Ein Minister des Likuds unterstreicht: „Ich verstehe nicht, wie man gegen dieses Gesetz – gerade aus Sicht der arabischen Privateigentümer – sein kann. Es gibt den arabischen Eigentümer endlich die Möglichkeit nicht irgendeinen fiktiven Hügel in der Ferne zu betrachten, von dem ihnen ein paar Prozent angeblich zustehen, sondern tatsächlich Geld oder zugänglichen Boden in ihrer Nähe zu bekommen. Es beendet die Patt-Situation und ermöglicht es den Eigentümern auch das Land so zu verkaufen, was ihnen in der PA sonst die Todesstrafe kosten würde.“

Ja, sollte das nicht auch in „linken“ Ohren wie ein Weg in die Richtung einer vernünftigen, zivilen Lösung klingen?

Wir brauchen nur das Sprachrohr der „Linken“ in Israel, die kleine Zeitung Ha’Aretz, zu betrachten, die aus dem „Regelungsgesetz“ auch schon mal ein „Diebstahlgesetz“ macht.

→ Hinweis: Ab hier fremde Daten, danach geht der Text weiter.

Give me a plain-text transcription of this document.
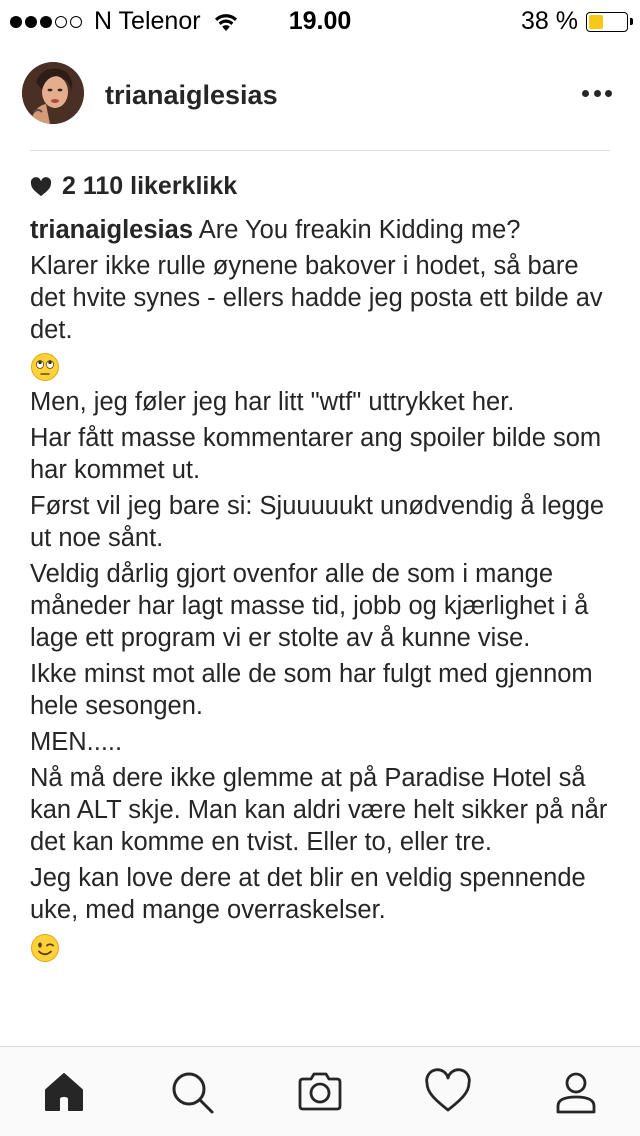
N Telenor	19.00	38 %
trianaiglesias
2 110 likerklikk

trianaiglesias Are You freakin Kidding me?

Klarer ikke rulle øynene bakover i hodet, så bare det hvite synes - ellers hadde jeg posta ett bilde av det.

Men, jeg føler jeg har litt "wtf" uttrykket her.

Har fått masse kommentarer ang spoiler bilde som har kommet ut.

Først vil jeg bare si: Sjuuuuukt unødvendig å legge ut noe sånt.

Veldig dårlig gjort ovenfor alle de som i mange måneder har lagt masse tid, jobb og kjærlighet i å lage ett program vi er stolte av å kunne vise.

Ikke minst mot alle de som har fulgt med gjennom hele sesongen.

MEN.....

Nå må dere ikke glemme at på Paradise Hotel så kan ALT skje. Man kan aldri være helt sikker på når det kan komme en tvist. Eller to, eller tre.

Jeg kan love dere at det blir en veldig spennende uke, med mange overraskelser.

Also ist auch das wieder nicht gut. Für die „Linken“ gibt es im Grunde nur eins: „Raus aus den Gebieten!“ Die „Besatzung“ würde alleinig den Frieden verhindern, die israelische Gesellschaft korrumpieren, und sowieso enthalte sie viel zu viele Araber.

Die Mehrheit der Israelis unterstützt den Siedlungsbau
Aber statistisch zumindest sind sie damit längst weit ab von der israelischen Bevölkerung die laut Umfragen mehrheitlich den Weiterbau von Siedlungen unterstützt und gegen eine Abgabe von Judäa und Samaria ausspricht.

Aber von einer Einheitsmeinung kann auch nicht die Rede sein. Bezeichnenderweise war es gerade der juristische Berater der Regierung Netanjahus, der sich verbat das „Regelungsgesetz“ bei der erwarteten Klage vor dem obersten Gerichtshof zu verteidigen. Einige Juristen sind der Ansicht, dass es nicht möglich ist, ein Staatsgesetz auf eine Bevölkerung anzuwenden, die nicht offizieller Teil dieses Staates ist. Andere widersprechen, verweisen auf ähnliche Fälle im teilweise türkischen besetzten Zypern und eine andere Auslegung des internationalen Rechts allgemein.

Eine weitere Strömung in der israelischen, zionistischen „Rechten“ tadelt das „Regelungsgesetz“ aus einer ganz anderen Richtung: Die „Souveränitätsströmung“, die vor allem in den letzten Monaten – u.a. durch den Trumpsieg, aber auch schon vorher – an Gewicht und Zulauf gewinnt, sieht das Gesetz als falschen Ansatz, da es versucht das System der autonomen PA-Gebiete und des israelischen „Staatslandes“ etc. weiterzuspielen, als die Karten zur Seite zu legen und über das ganze Gebiet die volle, israelische Souveränität zu deklarieren.
Dann wäre das Gesetz überflüssig, es gäbe keine Siedlungsräumungen mehr und das Gerede von einer „Zwei-Staaten-Lösung“ und wäre irrelevant.